Sementara Direktur LBH Pekanbaru Andri Alatas menilai situasi negara saat ini seperti dilanda malam sepanjang masa, cita-cita pensiun dini PLTU hanya omon-omon. Pengaduan hasil pemantauan yang dilakukan di berbagai daerah se Sumatera menunjukkan urgensi untuk menjalankan pengawasan dan memberikan sanksi tegas terhadap aktivitas PLTU yang merusak dan mencemari lingkungan. Hal ini sejalan dengan fungsi pengawasan sesuai dengan Undang-undang Nomor 32 tahun 2009 tentang Pengelolaan Lingkungan Hidup yang direvisi dalam Undang-undang Nomor 6 tahun 2023 tentang Cipta Kerja.
“Persoalan penumpukan FABA batu bara di Tenayan Raya bersifat mendesak untuk ditindaklanjuti, pasalnya area tersebut menjadi rawan banjir dan longsor, bahkan menurut masyarakat belum ada jaminan pemulihan dan tindakan tegas hingga saat ini kepada pihak PLTU Tenayan Raya dan kami juga turut mendesak untuk adanya pemulihan Sungai Siak yang tak kunjung dilakukan, walaupun sudah bertahun-tahun tercemar yang pada akhirnya seluruh nelayan yang memanfaatkan Sungai Siak hidup menderita berkepanjangan,” kata Andri.
Deri Sopian, dari Lembaga Tiga Beradik (LTB) Jambi, menjelaskan laporan dugaan pelanggaran yang dilakukan PT. Permata Prima Elektrindo Semaran, Pauh, Sarolangun Jambi melalui situs lapor.go.id diharapkan segera mendapat respon dari Kementerian LH.
“Karena dari pantauan lapangan yang dilakukan, lokasi penumpukan limbah FABA PLTU berada di lokasi terbuka tanpa pembatas keamanan dan berada di lokasi yang rawan banjir.
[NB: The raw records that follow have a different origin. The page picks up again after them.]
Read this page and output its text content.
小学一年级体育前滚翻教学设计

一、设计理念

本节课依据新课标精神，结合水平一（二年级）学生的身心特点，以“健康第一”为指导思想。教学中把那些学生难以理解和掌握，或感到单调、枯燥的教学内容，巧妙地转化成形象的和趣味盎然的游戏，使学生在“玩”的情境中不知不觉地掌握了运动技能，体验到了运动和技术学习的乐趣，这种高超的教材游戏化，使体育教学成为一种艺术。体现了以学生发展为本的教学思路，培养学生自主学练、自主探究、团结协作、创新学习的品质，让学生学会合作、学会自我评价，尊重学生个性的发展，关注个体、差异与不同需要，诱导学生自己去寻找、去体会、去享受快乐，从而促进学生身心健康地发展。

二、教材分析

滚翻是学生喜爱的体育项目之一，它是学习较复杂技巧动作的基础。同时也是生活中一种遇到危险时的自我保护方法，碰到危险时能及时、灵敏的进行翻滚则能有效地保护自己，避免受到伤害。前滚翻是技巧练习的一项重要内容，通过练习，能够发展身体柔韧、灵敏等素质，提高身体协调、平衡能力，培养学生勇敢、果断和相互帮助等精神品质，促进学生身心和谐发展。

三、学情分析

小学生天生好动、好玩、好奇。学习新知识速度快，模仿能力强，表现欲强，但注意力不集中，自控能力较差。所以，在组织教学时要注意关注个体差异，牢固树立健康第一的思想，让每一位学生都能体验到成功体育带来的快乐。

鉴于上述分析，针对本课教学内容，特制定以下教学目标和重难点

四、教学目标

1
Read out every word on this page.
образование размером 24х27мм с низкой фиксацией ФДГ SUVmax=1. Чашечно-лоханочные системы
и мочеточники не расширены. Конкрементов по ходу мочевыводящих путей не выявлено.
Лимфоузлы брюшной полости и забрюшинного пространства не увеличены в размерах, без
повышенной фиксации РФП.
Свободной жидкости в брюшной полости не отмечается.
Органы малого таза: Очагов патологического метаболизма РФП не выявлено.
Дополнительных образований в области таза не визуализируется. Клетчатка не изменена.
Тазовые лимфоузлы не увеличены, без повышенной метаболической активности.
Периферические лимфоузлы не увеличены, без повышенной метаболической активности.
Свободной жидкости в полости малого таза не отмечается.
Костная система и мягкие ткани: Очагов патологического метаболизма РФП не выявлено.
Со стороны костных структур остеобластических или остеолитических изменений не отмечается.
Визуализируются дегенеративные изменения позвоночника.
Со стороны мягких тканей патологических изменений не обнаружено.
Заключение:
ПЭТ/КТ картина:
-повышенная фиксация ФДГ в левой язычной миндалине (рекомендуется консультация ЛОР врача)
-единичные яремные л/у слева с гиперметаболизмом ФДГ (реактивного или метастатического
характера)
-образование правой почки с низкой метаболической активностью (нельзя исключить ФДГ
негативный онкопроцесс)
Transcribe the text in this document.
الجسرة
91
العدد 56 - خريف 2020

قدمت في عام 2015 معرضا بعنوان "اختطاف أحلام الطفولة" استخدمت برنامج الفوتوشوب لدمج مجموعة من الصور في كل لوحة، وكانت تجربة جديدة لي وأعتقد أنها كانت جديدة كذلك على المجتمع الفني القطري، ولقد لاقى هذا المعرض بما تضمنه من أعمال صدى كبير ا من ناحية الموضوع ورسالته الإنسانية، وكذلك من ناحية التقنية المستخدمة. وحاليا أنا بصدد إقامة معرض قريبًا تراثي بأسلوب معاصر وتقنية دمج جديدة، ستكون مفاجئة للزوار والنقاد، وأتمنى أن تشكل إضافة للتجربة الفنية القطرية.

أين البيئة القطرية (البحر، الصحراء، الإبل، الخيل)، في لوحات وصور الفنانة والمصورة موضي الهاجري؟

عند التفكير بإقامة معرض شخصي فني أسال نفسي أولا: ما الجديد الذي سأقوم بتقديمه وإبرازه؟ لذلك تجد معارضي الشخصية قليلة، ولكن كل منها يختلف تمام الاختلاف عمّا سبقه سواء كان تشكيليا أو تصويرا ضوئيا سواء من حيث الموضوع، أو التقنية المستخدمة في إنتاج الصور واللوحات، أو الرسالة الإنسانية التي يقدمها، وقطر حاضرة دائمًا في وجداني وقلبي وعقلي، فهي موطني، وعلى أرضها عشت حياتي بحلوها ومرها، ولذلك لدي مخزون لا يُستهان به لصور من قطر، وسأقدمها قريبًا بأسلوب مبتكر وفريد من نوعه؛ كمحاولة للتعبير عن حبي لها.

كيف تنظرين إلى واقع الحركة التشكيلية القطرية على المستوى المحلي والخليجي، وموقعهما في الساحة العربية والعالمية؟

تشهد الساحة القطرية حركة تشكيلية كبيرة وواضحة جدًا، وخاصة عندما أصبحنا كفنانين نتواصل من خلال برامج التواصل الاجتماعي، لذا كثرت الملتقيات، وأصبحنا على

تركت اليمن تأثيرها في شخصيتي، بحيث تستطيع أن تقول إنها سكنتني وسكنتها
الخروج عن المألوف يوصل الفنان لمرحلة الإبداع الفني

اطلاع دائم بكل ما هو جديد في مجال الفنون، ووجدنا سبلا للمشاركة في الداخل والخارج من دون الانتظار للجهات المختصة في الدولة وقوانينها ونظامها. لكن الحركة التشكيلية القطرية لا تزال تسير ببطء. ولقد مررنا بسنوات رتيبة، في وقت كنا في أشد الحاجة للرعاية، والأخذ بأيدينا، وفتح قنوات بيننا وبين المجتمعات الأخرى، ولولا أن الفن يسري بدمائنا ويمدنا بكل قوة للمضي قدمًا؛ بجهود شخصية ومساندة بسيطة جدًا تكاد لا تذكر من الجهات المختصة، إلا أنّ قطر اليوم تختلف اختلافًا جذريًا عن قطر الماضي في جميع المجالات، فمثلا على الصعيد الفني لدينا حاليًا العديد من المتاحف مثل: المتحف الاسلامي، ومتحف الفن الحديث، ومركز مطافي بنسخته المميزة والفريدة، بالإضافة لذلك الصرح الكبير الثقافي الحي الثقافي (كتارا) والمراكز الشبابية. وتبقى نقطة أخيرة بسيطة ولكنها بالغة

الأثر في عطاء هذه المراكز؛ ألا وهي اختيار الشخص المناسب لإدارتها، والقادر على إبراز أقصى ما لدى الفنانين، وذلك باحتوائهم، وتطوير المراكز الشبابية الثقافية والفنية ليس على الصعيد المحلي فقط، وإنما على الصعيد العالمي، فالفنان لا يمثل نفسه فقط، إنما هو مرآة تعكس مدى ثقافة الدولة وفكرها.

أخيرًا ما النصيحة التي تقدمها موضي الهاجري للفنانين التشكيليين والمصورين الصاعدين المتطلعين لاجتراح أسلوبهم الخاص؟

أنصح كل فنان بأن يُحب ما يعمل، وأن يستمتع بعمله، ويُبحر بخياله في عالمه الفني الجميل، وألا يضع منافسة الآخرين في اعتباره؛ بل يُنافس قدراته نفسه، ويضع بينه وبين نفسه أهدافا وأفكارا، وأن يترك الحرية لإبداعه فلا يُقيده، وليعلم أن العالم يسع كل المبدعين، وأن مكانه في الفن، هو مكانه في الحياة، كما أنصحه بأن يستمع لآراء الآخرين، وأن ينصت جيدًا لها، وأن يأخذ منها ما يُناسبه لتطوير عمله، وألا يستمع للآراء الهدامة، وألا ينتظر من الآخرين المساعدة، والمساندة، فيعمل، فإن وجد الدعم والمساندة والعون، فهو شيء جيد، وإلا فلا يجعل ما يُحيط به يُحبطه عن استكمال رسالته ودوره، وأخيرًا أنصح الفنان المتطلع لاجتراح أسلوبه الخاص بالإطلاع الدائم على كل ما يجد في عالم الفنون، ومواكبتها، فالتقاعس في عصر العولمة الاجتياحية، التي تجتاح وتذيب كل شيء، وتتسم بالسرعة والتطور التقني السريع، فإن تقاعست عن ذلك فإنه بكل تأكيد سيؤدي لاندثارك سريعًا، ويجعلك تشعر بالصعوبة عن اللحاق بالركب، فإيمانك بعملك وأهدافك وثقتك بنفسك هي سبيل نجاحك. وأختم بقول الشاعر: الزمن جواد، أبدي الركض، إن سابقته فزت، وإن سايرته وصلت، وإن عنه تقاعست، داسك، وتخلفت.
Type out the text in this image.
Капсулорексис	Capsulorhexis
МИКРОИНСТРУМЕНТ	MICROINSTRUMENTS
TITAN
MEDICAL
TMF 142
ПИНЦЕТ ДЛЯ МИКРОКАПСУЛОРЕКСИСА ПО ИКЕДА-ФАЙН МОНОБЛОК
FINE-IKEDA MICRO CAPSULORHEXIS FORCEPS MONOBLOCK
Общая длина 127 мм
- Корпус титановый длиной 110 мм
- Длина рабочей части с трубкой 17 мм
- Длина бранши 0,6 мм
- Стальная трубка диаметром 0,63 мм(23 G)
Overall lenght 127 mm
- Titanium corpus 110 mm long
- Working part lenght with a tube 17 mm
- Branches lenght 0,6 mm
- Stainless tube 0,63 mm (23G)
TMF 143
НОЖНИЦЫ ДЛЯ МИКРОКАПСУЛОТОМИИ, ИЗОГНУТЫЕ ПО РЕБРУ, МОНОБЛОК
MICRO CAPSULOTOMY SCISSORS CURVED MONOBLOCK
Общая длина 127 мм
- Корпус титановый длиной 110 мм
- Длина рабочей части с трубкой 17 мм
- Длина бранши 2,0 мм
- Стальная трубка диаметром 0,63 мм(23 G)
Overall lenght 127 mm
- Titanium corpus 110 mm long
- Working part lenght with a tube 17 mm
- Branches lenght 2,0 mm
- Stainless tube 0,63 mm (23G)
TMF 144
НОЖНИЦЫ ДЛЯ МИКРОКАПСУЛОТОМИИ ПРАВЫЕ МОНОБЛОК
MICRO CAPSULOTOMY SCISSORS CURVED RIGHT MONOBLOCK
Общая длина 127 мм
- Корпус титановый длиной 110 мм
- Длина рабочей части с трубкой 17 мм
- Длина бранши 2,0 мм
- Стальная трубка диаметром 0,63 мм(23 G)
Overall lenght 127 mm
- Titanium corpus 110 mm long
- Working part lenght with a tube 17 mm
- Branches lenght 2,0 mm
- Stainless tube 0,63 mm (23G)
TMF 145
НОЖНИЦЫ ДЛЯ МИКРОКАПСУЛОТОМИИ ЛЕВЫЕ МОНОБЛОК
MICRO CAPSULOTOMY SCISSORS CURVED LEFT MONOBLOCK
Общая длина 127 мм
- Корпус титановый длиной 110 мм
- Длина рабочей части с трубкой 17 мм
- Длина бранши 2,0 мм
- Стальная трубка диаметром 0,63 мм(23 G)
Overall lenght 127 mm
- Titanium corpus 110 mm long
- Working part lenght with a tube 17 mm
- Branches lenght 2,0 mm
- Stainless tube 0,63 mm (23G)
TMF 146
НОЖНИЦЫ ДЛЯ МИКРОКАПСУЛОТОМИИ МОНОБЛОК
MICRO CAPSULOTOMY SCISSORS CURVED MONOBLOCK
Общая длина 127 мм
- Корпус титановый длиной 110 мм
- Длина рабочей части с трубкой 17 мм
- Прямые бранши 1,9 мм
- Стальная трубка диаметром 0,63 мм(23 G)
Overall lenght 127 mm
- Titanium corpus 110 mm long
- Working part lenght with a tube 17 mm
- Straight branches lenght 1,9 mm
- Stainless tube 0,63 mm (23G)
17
Kami menduga hal ini akan menyebabkan tercemarnya anak Sungai Ale dan Tembesi saat sungai Tembesi meluap, karena luapan sungai Tembesi sampai ke lokasi pembuagan FABA,” ucapnya.
Aji Surya, Pengkampanye Yayasan Srikandi Lestari Sumatera Utara menilai alih-alih membawa terang, kehadiran PLTU batu bara justru menyelimuti Sumatera dengan asap pekat dan abu beracun.
“Di Sumut operasi PLTU Pangkalan Susu membuat petani menjual sawahnya, nelayan tidak lagi mendapatkan ikan, penyakit seperti ISPA, penyakit kulit sudah jadi hal normal, bahkan anak-anak harus terus mengkonsumsi obat – obatan setiap harinya agar terhindar dari penyakit. ni bukan transisi energi seperti yang dijanjikan, ini adalah tragedi lingkungan,” kata Aji.
Sementara Prabowo Pamungkas, Kadiv Advokasi LBH Lampung menambahkan, operasional PLTU Sebalang dan Tarahan membuat lingkungan tercemar karena ceceran batubara sepanjang jalan dalam proses pengangkutan serta merusak jalan di kampung-kampung yang dilalui truk pengangkut batubara.